Geller rose to prominence as the leader of a campaign to stop an Islamic center being built two blocks from the World Trade Center site in New York in May 2010. After Sunday’s shooting, she chastised the British Daily Mail newspaper for blacking out images of the cartoons that were exhibited in the paper’s reporting on the attack.
“The cowardice of the enemedia has reached monstrous proportions,” she wrote. “They will stop at nothing to appease bloodthirsty jihad terrorists. They are not journalists. They are water-carriers for the forces of oppression, hatred, and forcible censorship.”
Geller, who has been accused of being an Islamphobe, was last year banned from the US’ biggest conservative conference, the Conservative Political Action Conference (CPAC). She subsequently accused the organization of “enforcing the Sharia [law].”

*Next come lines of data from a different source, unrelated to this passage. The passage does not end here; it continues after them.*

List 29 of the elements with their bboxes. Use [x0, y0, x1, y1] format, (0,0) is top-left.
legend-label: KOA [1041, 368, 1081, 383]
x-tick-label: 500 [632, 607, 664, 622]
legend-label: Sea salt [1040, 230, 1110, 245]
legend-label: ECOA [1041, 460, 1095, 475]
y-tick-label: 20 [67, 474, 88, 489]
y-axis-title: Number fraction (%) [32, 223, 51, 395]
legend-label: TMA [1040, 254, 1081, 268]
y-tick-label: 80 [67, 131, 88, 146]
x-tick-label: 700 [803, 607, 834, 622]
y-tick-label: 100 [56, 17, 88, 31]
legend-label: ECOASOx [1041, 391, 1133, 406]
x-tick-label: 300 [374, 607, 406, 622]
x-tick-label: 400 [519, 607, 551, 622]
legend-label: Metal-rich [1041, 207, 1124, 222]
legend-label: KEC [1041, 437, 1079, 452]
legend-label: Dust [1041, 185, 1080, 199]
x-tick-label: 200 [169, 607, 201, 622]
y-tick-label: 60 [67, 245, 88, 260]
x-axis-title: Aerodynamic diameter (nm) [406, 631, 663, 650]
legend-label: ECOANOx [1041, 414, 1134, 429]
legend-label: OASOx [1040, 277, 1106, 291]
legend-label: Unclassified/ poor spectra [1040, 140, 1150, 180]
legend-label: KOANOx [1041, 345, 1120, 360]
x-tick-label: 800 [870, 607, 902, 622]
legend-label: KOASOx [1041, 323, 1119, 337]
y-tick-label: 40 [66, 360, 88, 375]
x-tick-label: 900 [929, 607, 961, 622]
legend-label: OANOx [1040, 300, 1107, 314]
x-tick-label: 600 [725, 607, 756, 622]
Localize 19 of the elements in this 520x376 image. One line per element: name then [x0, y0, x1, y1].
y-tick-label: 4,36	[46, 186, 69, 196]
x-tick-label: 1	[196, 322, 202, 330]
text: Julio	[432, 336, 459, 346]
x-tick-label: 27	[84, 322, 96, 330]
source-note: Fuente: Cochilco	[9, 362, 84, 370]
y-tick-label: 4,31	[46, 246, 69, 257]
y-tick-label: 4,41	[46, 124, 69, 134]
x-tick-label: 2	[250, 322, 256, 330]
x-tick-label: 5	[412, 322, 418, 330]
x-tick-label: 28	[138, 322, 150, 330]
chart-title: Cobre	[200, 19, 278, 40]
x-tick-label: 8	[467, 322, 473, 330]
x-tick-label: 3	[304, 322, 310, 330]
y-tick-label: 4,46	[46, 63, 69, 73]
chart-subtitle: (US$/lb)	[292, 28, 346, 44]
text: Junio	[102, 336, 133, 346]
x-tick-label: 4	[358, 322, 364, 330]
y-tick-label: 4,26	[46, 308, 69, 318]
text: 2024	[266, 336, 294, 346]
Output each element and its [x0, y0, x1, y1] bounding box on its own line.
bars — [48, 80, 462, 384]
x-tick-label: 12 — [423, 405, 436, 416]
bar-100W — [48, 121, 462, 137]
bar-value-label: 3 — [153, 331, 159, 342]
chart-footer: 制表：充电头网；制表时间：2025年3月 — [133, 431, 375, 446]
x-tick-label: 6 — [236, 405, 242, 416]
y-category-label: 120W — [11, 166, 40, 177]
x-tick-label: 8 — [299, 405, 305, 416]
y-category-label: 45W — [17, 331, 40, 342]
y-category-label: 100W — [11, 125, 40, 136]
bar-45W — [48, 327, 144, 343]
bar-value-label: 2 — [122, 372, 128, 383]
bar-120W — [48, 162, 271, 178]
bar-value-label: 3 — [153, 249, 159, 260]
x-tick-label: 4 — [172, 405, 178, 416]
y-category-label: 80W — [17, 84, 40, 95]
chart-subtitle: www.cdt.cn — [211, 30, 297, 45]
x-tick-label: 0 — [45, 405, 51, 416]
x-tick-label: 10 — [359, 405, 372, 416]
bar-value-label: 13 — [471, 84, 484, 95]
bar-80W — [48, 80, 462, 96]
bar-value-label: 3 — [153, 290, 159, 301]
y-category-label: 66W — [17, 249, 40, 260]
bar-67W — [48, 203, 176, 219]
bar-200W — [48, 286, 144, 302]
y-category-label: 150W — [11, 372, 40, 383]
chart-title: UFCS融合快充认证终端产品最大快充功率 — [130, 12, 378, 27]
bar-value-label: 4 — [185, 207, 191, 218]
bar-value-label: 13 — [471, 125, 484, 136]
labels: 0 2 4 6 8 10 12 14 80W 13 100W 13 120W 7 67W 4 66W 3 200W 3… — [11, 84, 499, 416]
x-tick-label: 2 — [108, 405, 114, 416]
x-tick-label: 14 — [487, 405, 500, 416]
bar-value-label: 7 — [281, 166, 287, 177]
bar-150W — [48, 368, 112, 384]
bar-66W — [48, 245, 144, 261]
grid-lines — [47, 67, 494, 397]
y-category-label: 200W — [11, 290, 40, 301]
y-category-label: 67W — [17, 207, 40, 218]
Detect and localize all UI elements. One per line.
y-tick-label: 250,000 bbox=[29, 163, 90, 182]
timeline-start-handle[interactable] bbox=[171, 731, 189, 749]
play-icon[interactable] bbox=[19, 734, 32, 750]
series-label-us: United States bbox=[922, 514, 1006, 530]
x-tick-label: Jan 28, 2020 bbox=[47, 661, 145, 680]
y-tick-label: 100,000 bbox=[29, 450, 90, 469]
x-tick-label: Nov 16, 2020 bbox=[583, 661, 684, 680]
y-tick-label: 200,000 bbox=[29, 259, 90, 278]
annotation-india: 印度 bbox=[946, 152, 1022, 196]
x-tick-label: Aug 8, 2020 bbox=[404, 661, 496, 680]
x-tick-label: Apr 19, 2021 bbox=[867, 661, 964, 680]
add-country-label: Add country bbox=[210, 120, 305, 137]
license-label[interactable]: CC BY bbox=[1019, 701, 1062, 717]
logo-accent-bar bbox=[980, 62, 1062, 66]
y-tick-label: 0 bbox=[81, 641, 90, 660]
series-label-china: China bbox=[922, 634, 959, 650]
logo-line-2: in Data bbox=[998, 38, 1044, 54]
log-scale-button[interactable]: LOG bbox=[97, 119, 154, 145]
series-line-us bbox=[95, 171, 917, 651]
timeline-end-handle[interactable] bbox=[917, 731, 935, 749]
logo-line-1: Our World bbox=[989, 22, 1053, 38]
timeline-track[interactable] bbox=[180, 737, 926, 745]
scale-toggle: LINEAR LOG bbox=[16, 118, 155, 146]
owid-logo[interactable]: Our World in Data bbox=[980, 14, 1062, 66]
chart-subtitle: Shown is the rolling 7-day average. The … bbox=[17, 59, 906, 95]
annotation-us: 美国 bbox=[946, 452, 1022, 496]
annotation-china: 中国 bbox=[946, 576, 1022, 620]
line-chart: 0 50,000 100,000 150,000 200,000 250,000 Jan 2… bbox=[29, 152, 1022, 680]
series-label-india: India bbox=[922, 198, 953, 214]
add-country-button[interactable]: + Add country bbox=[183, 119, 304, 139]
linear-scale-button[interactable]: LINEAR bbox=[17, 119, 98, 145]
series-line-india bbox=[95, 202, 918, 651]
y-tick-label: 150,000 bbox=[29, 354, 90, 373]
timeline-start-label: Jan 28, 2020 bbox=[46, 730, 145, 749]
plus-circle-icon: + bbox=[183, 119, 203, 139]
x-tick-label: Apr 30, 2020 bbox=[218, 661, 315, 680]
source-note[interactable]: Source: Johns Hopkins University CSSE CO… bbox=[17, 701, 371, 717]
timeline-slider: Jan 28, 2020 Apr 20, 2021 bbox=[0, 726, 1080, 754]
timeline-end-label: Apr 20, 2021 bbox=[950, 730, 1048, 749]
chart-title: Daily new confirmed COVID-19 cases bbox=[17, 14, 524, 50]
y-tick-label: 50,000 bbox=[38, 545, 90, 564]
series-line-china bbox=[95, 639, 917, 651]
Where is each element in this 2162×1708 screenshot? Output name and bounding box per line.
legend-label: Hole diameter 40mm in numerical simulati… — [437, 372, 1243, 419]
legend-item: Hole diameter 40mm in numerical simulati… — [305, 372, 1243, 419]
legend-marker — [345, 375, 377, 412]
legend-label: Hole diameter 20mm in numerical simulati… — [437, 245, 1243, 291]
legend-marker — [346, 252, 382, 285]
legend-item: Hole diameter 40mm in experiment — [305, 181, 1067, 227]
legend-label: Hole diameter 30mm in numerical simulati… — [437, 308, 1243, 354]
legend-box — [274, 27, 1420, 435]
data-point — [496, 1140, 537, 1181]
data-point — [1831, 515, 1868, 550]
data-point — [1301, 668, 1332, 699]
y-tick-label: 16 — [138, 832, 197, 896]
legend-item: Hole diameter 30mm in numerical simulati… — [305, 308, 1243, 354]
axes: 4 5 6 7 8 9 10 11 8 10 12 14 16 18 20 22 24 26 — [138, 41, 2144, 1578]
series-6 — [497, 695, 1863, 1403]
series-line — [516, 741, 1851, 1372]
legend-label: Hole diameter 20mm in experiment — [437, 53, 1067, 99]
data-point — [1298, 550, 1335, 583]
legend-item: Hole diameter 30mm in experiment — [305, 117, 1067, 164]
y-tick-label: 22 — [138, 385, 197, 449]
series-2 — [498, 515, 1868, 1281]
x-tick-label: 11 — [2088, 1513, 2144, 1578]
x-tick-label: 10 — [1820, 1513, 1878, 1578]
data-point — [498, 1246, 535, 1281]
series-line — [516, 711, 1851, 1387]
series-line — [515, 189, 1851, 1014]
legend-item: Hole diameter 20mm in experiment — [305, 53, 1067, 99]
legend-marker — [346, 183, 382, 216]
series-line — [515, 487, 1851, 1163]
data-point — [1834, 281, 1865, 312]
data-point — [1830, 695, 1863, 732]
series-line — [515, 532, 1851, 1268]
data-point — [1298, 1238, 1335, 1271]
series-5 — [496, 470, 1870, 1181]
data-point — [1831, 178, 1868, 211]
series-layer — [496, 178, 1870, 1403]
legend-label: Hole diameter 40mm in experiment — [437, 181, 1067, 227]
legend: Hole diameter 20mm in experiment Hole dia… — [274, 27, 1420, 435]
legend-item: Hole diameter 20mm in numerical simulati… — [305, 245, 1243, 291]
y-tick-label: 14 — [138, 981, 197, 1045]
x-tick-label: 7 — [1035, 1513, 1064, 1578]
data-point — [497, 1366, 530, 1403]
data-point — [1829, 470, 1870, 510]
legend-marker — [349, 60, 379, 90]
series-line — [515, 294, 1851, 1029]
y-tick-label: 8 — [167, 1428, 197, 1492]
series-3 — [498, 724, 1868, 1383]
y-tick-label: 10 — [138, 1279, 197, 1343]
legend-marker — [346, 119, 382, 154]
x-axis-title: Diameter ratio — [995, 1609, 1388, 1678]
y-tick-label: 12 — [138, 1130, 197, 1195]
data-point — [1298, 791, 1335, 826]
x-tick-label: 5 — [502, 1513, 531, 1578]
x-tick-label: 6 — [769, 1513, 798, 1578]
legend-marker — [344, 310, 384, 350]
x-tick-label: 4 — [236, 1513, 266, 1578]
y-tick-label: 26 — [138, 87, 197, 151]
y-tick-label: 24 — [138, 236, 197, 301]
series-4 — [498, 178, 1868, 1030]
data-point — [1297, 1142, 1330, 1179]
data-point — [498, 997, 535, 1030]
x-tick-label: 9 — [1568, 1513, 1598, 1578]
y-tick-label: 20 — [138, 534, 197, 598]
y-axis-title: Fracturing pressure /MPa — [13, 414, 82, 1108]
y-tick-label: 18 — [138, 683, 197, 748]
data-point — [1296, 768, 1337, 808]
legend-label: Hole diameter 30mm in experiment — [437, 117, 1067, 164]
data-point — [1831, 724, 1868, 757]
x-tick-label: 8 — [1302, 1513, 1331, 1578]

Gellar has also made allegations that several high-profile US politicians like President Barack Obama are operatives of Islamic groups. In 2010 she wrote, “Obama is a third worlder and a coward. He will do nothing but beat up on our friends to appease his Islamic overlords.”
Sunday night’s event was also attended by Geert Wilders, a Dutch politician and self-described hater of Islam. Wilders gave the keynote address at the event, and presented the winner of the contest with a check for $12,500.
“We are here in defiance of Islam,” Wilders reportedly told people in attendance at the center. “Our Judeo-Christian culture is far superior to the Islamic one.”
Imam Zia Sheikh, an imam with the Islamic community in Dallas, quickly condemned the attacks on social media writing: “Shots fired at Pamela Geller event. The community stayed away from event. Seems like a lone wolf type of attack. Just what we didn’t want.”